The Sisters’ Shop

Gender Equality at Mount Lebanon

Can Separate Ever be Equal?

“So God created man in his own image, in the image of God he created him; male and female he created them.” (Genesis 1:27)

One of the key tenets of Shakerism is the dualism of God as male and female. In accordance with this belief, gender equality was part of everyday life at Mount Lebanon. Shaker communities were progressive in that there was a gender balance in leadership; for every elder there was an eldress and for every deacon there was a deaconess. Despite the equality in leadership, traditional social divisions seeped in from the outside world and asserted an influence on the culture at Mount Lebanon. Brothers and Sisters practiced restrictive gender roles and the strict separation of the sexes, although relative to the dominant 19th century American culture, Shakers were notably unprejudiced.

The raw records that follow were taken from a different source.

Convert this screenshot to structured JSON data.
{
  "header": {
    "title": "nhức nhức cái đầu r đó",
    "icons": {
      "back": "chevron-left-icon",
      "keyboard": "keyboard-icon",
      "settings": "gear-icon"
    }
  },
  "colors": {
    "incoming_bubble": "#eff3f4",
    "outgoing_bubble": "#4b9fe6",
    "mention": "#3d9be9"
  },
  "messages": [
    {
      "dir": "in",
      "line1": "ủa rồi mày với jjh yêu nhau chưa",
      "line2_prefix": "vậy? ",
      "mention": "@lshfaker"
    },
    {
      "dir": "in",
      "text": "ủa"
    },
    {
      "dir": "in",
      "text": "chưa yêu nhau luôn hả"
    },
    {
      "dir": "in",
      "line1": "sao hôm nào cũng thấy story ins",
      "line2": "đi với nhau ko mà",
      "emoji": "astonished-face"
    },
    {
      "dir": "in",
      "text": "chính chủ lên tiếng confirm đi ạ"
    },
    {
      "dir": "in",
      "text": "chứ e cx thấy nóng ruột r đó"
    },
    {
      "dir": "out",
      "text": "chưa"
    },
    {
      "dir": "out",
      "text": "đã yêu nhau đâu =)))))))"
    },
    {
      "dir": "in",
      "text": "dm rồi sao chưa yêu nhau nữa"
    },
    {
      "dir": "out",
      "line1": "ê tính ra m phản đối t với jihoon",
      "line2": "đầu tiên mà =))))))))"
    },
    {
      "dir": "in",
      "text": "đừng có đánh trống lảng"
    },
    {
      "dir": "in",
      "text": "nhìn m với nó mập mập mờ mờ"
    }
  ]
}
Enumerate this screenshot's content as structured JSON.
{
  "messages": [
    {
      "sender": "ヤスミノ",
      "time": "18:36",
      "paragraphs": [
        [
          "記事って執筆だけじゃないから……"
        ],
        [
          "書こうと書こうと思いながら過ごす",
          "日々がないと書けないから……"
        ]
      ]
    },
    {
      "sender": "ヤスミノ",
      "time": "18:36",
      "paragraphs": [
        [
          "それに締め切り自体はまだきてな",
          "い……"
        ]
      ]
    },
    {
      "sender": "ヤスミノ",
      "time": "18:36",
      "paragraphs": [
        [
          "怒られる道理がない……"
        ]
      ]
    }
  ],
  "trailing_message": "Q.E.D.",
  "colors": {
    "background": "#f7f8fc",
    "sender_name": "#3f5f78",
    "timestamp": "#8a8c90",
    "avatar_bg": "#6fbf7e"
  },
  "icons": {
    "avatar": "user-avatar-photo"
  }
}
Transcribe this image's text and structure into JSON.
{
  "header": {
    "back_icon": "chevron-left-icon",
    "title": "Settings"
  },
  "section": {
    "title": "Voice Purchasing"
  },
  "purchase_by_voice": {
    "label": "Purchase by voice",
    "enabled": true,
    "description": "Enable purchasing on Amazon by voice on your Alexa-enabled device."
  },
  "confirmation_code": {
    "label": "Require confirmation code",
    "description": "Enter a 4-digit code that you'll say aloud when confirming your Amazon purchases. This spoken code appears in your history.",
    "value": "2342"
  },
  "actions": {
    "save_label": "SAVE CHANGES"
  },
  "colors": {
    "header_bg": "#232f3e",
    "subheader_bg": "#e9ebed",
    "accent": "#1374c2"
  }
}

The activities in the Sisters’ Shop provide a glimpse into the enactment of gendered labor in the community. The workshop was a two and a half story building with a traditional Shaker-style gabled roof and a central doorway sheltered by a simple hood. Within the walls of this simple frame structure, Shaker women produced impressive amounts of goods to support the community.

Glendyne R. Wergland observes in her book, Sisters in the Faith: Shaker Women and Equality of the Sexes, that “the Brothers most lucrative businesses were founded on women’s labor.” While barred from the more masculine activities such as building and farming, the Sisters were inextricably linked to the success of the Brothers' business endeavors. The Sisters’ handiworks included baskets, brushes, domestic utensils, feather fans, brooms, reticules and bags, linen-drapery, knitwear, baskets, boxes, pin cushions, and various other items, yet they also found time to pick, process, and package herbs and seeds for the Brothers and to weave tape for the Brothers’ chair business. While the work was done in separate workshops, the key businesses of the Mount Lebanon Shakers benefited from the labor of both men and women.

Despite the belief in equality, the differing roles of men and women prevented total equality between the sexes. One Mount Lebanon woman, reflecting on the Brothers’ construction of a wash house in 1819, wrote, “if there had been no distinction in the sex I would have been in their midst pulling out nails in the old house or gathering up rubbish and wheeling it away.” This quote exemplifies the issue of restrictive gender roles that many scholars have noted in writing about gender equality in Shaker communities. The Sisters’ Shop of the North Family exemplifies a space in which women’s labor and shrewd business sense contributed to the wealth of the community.